Alternatively, the court explained
that even if the elements of estoppel had not been
established, the court would have exercised its discretion to
excuse Lauth’s failure to exhaust under the following
rationale:
The exhaustion requirement, as
noted above, "is not intended to place a meaningless
procedural hurdle in front of plaintiffs who desire to bring
claims for violations of their rights under ERISA in federal
court. . . . Rather, the requirement is aimed at encouraging
claimants to pursue private remedies and develop a proper
administrative record before entering federal court."
Gallegos, 210 F.3d at 809. In this case, a second appeal
would be a meaningless hurdle. *18-*19.
The court was also unimpressed by
Prudential’s claim that Lauth was no longer covered at the
time he alleges his disability commenced.
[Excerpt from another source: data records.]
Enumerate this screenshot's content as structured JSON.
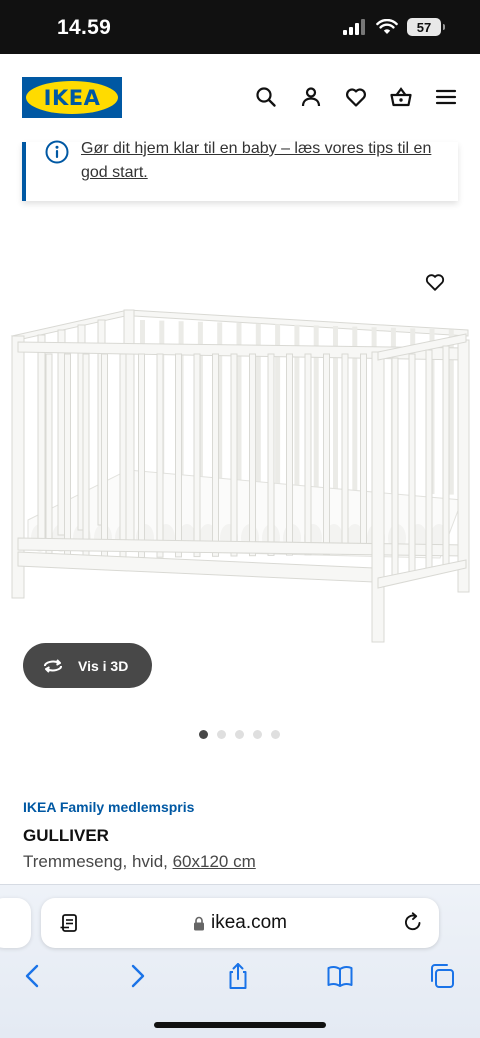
{
  "status": {
    "time": "14.59",
    "battery": "57"
  },
  "header": {
    "logo_text": "IKEA",
    "icons": [
      "search-icon",
      "user-icon",
      "heart-icon",
      "basket-icon",
      "menu-icon"
    ]
  },
  "banner": {
    "text": "Gør dit hjem klar til en baby – læs vores tips til en god start.",
    "icon": "info-icon"
  },
  "product": {
    "view_3d_label": "Vis i 3D",
    "image_count": 5,
    "active_image": 1,
    "family_price_label": "IKEA Family medlemspris",
    "name": "GULLIVER",
    "description_prefix": "Tremmeseng, hvid, ",
    "size": "60x120 cm"
  },
  "browser": {
    "url": "ikea.com"
  },
  "colors": {
    "ikea_blue": "#0058a3",
    "ikea_yellow": "#ffdb00",
    "dark_button": "#484848"
  }
}
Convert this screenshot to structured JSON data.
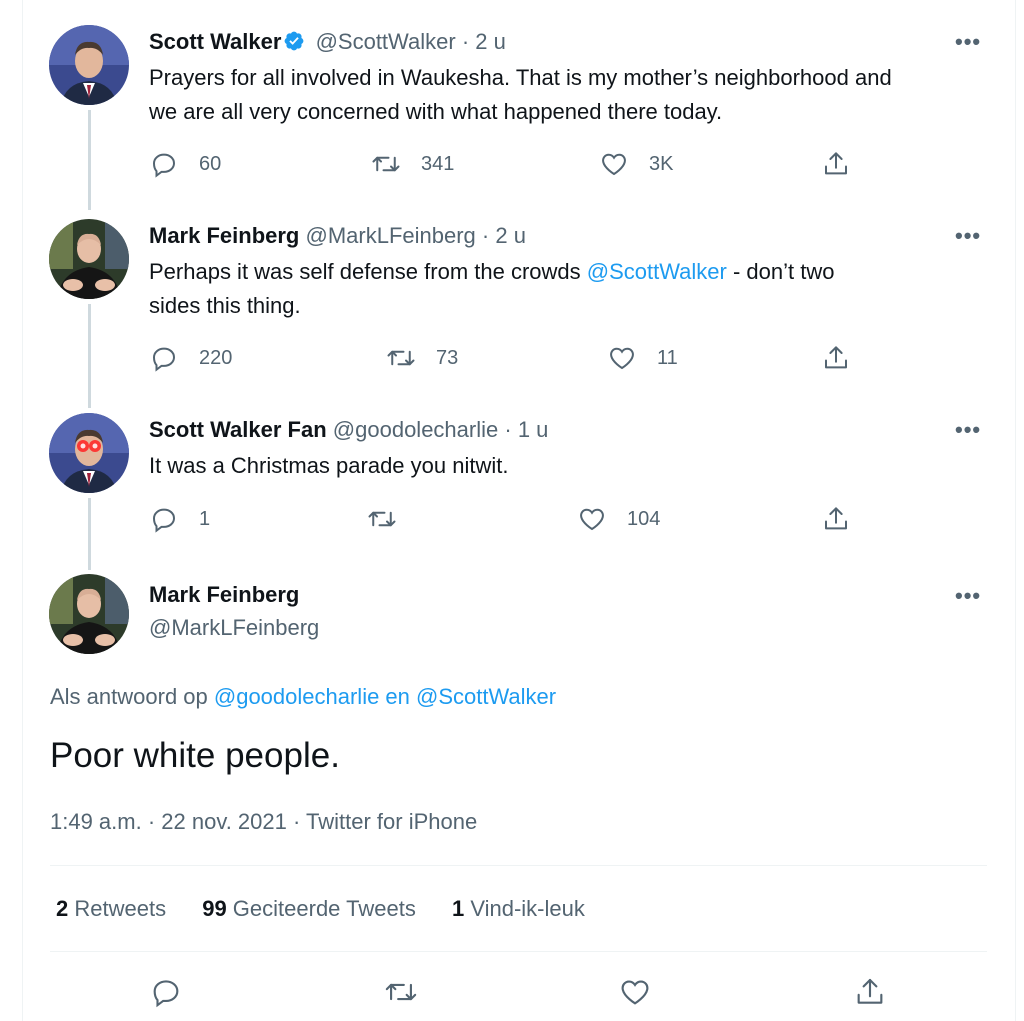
{
  "thread": [
    {
      "name": "Scott Walker",
      "verified": true,
      "handle": "@ScottWalker",
      "sep": "·",
      "time": "2 u",
      "more": "•••",
      "text_lines": [
        "Prayers for all involved in Waukesha. That is my mother’s neighborhood and",
        "we are all very concerned with what happened there today."
      ],
      "replies": "60",
      "retweets": "341",
      "likes": "3K"
    },
    {
      "name": "Mark Feinberg",
      "handle": "@MarkLFeinberg",
      "sep": "·",
      "time": "2 u",
      "more": "•••",
      "text_before": "Perhaps it was self defense from the crowds ",
      "text_mention": "@ScottWalker",
      "text_after": " - don’t two",
      "text_line2": "sides this thing.",
      "replies": "220",
      "retweets": "73",
      "likes": "11"
    },
    {
      "name": "Scott Walker Fan",
      "handle": "@goodolecharlie",
      "sep": "·",
      "time": "1 u",
      "more": "•••",
      "text": "It was a Christmas parade you nitwit.",
      "replies": "1",
      "retweets": "",
      "likes": "104"
    }
  ],
  "main": {
    "name": "Mark Feinberg",
    "handle": "@MarkLFeinberg",
    "more": "•••",
    "reply_prefix": "Als antwoord op ",
    "reply_mention": "@goodolecharlie en @ScottWalker",
    "text": "Poor white people.",
    "meta": "1:49 a.m. · 22 nov. 2021 · Twitter for iPhone",
    "stats": [
      {
        "num": "2",
        "label": " Retweets"
      },
      {
        "num": "99",
        "label": " Geciteerde Tweets"
      },
      {
        "num": "1",
        "label": " Vind-ik-leuk"
      }
    ]
  },
  "icons": {
    "reply": "reply-icon",
    "retweet": "retweet-icon",
    "like": "heart-icon",
    "share": "share-icon",
    "verified": "verified-badge-icon"
  },
  "colors": {
    "link": "#1d9bf0",
    "secondary": "#536471",
    "text": "#0f1419",
    "thread_line": "#cfd9de"
  }
}
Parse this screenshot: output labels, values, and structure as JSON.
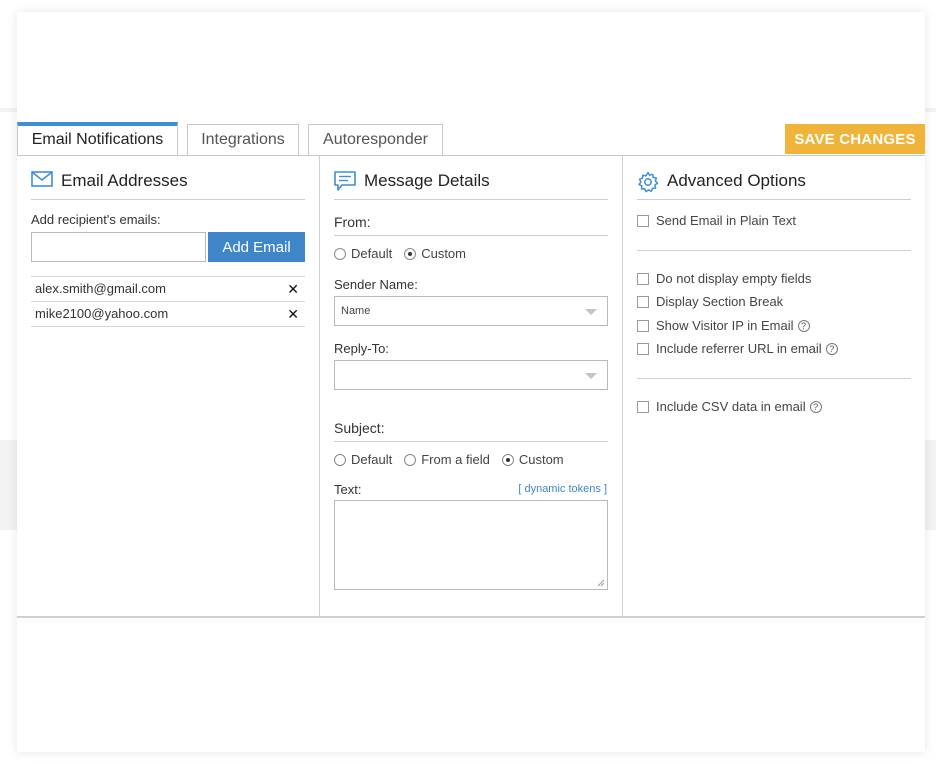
{
  "tabs": [
    {
      "label": "Email Notifications",
      "active": true
    },
    {
      "label": "Integrations",
      "active": false
    },
    {
      "label": "Autoresponder",
      "active": false
    }
  ],
  "save_label": "SAVE CHANGES",
  "email_addresses": {
    "heading": "Email Addresses",
    "add_label": "Add recipient's emails:",
    "input_value": "",
    "add_button": "Add Email",
    "recipients": [
      "alex.smith@gmail.com",
      "mike2100@yahoo.com"
    ],
    "remove_glyph": "✕"
  },
  "message_details": {
    "heading": "Message Details",
    "from_label": "From:",
    "from_options": [
      {
        "label": "Default",
        "selected": false
      },
      {
        "label": "Custom",
        "selected": true
      }
    ],
    "sender_label": "Sender Name:",
    "sender_value": "Name",
    "reply_label": "Reply-To:",
    "reply_value": "",
    "subject_label": "Subject:",
    "subject_options": [
      {
        "label": "Default",
        "selected": false
      },
      {
        "label": "From a field",
        "selected": false
      },
      {
        "label": "Custom",
        "selected": true
      }
    ],
    "text_label": "Text:",
    "tokens_link": "[ dynamic tokens ]",
    "text_value": ""
  },
  "advanced_options": {
    "heading": "Advanced Options",
    "groups": [
      [
        {
          "label": "Send Email in Plain Text",
          "help": false,
          "checked": false
        }
      ],
      [
        {
          "label": "Do not display empty fields",
          "help": false,
          "checked": false
        },
        {
          "label": "Display Section Break",
          "help": false,
          "checked": false
        },
        {
          "label": "Show Visitor IP in Email",
          "help": true,
          "checked": false
        },
        {
          "label": "Include referrer URL in email",
          "help": true,
          "checked": false
        }
      ],
      [
        {
          "label": "Include CSV data in email",
          "help": true,
          "checked": false
        }
      ]
    ],
    "help_glyph": "?"
  },
  "colors": {
    "accent_blue": "#3f86c9",
    "save_orange": "#f1b43a",
    "border": "#c9c9c9"
  }
}
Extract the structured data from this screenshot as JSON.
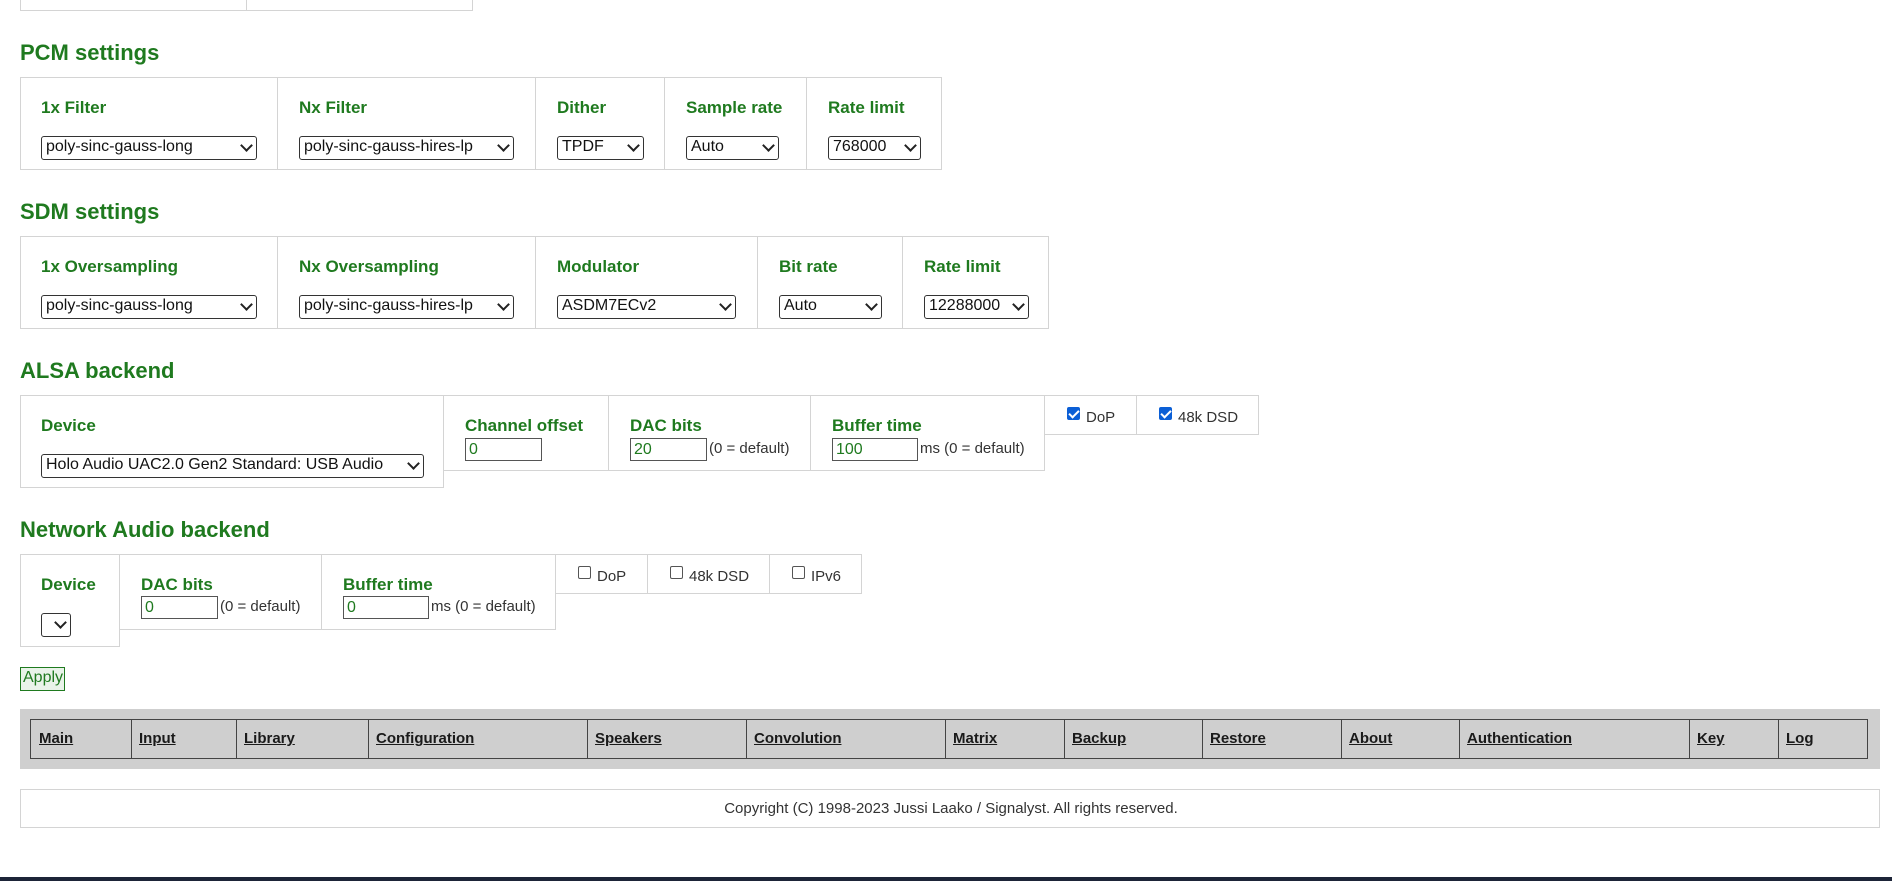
{
  "pcm": {
    "title": "PCM settings",
    "filter1x": {
      "label": "1x Filter",
      "value": "poly-sinc-gauss-long"
    },
    "filterNx": {
      "label": "Nx Filter",
      "value": "poly-sinc-gauss-hires-lp"
    },
    "dither": {
      "label": "Dither",
      "value": "TPDF"
    },
    "sample_rate": {
      "label": "Sample rate",
      "value": "Auto"
    },
    "rate_limit": {
      "label": "Rate limit",
      "value": "768000"
    }
  },
  "sdm": {
    "title": "SDM settings",
    "os1x": {
      "label": "1x Oversampling",
      "value": "poly-sinc-gauss-long"
    },
    "osNx": {
      "label": "Nx Oversampling",
      "value": "poly-sinc-gauss-hires-lp"
    },
    "modulator": {
      "label": "Modulator",
      "value": "ASDM7ECv2"
    },
    "bit_rate": {
      "label": "Bit rate",
      "value": "Auto"
    },
    "rate_limit": {
      "label": "Rate limit",
      "value": "12288000"
    }
  },
  "alsa": {
    "title": "ALSA backend",
    "device": {
      "label": "Device",
      "value": "Holo Audio UAC2.0 Gen2 Standard: USB Audio"
    },
    "channel_offset": {
      "label": "Channel offset",
      "value": "0"
    },
    "dac_bits": {
      "label": "DAC bits",
      "value": "20",
      "note": "(0 = default)"
    },
    "buffer_time": {
      "label": "Buffer time",
      "value": "100",
      "note": "ms (0 = default)"
    },
    "dop": {
      "label": "DoP",
      "checked": true
    },
    "dsd48k": {
      "label": "48k DSD",
      "checked": true
    }
  },
  "network": {
    "title": "Network Audio backend",
    "device": {
      "label": "Device",
      "value": ""
    },
    "dac_bits": {
      "label": "DAC bits",
      "value": "0",
      "note": "(0 = default)"
    },
    "buffer_time": {
      "label": "Buffer time",
      "value": "0",
      "note": "ms (0 = default)"
    },
    "dop": {
      "label": "DoP",
      "checked": false
    },
    "dsd48k": {
      "label": "48k DSD",
      "checked": false
    },
    "ipv6": {
      "label": "IPv6",
      "checked": false
    }
  },
  "apply_label": "Apply",
  "nav": [
    "Main",
    "Input",
    "Library",
    "Configuration",
    "Speakers",
    "Convolution",
    "Matrix",
    "Backup",
    "Restore",
    "About",
    "Authentication",
    "Key",
    "Log"
  ],
  "footer": "Copyright (C) 1998-2023 Jussi Laako / Signalyst. All rights reserved.",
  "colors": {
    "accent": "#1f7a1f",
    "checkbox": "#0b5fd6",
    "navbar": "#cfcfcf"
  }
}
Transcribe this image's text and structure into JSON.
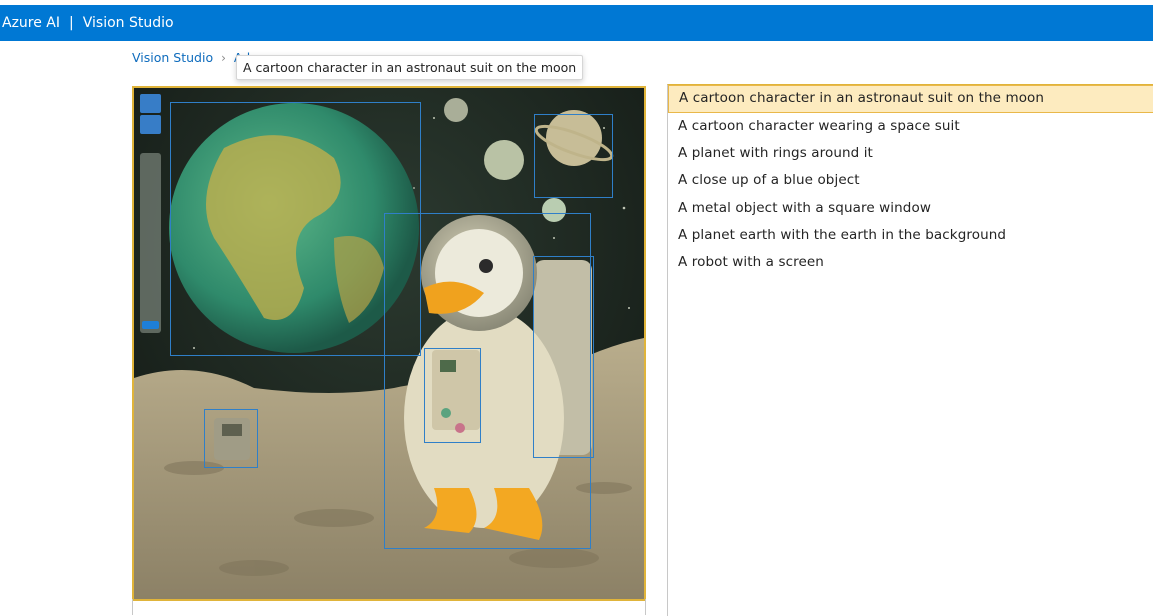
{
  "header": {
    "brand": "Azure AI",
    "separator": "|",
    "product": "Vision Studio"
  },
  "breadcrumb": {
    "home": "Vision Studio",
    "current_visible": "Ad"
  },
  "tooltip": {
    "text": "A cartoon character in an astronaut suit on the moon"
  },
  "image_view": {
    "zoom_slider_value": 0.0
  },
  "captions": {
    "selected_index": 0,
    "items": [
      "A cartoon character in an astronaut suit on the moon",
      "A cartoon character wearing a space suit",
      "A planet with rings around it",
      "A close up of a blue object",
      "A metal object with a square window",
      "A planet earth with the earth in the background",
      "A robot with a screen"
    ]
  },
  "colors": {
    "topbar": "#0078d4",
    "link": "#0f6cbd",
    "selected_bg": "#fdebbf",
    "selected_border": "#e9b84a",
    "bbox": "#2f7fc8"
  }
}
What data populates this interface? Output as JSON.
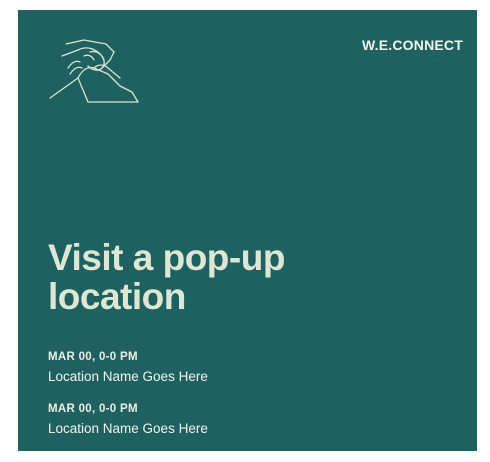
{
  "brand": {
    "name": "W.E.CONNECT",
    "tagline": "· · · · · · · · · · · · ·"
  },
  "headline": {
    "line1": "Visit a pop-up",
    "line2": "location"
  },
  "faint_text": "· · · · · · · · · · · · · · · ·",
  "events": [
    {
      "date": "MAR 00, 0-0 PM",
      "location": "Location Name Goes Here"
    },
    {
      "date": "MAR 00, 0-0 PM",
      "location": "Location Name Goes Here"
    }
  ],
  "colors": {
    "background": "#1f6160",
    "text": "#e7ecdc",
    "outline": "#d9e4d2"
  },
  "icons": {
    "logo": "handshake-icon"
  }
}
The court found the
first appeal completely fleshed out the issues relating to
Lauth’s coverage at the time his disability began, and “a
second appeal would not have fleshed out the record or served
any other meaningful purpose.” *19. To require a second
appeal “would be elevating form over substance.” *19. The
court also read the policy to show that Lauth remained covered
for a month after his termination. Nonetheless, the court
refused to award benefits, finding the record did not
adequately identify Lauth’s duties or show his incapacity to
perform such duties.
Discussion:
According to Lauder v. UNUM Life Insur. Co., 284
F.3d 375 (2d Cir. 2002)(March 2002), where the
court rejected the insurer’s claim that plaintiff was no
longer covered by the policy at the time her disability
commenced, the Second Circuit ruled the insurer forfeited its
right to contest the plaintiff’s disability, holding, “First
UNUM knew of Lauder's claim of disability, chose not to
investigate it, and chose not to challenge it. It therefore
waived its right to rely on lack of disability as a defense to
Lauder's claim.” 284 F.3d at 382. Consequently, Lauder
ordered the disability insurer to pay all benefits due. We
believe the same ruling should have applied here as well and
should have compelled the court to order benefit payment.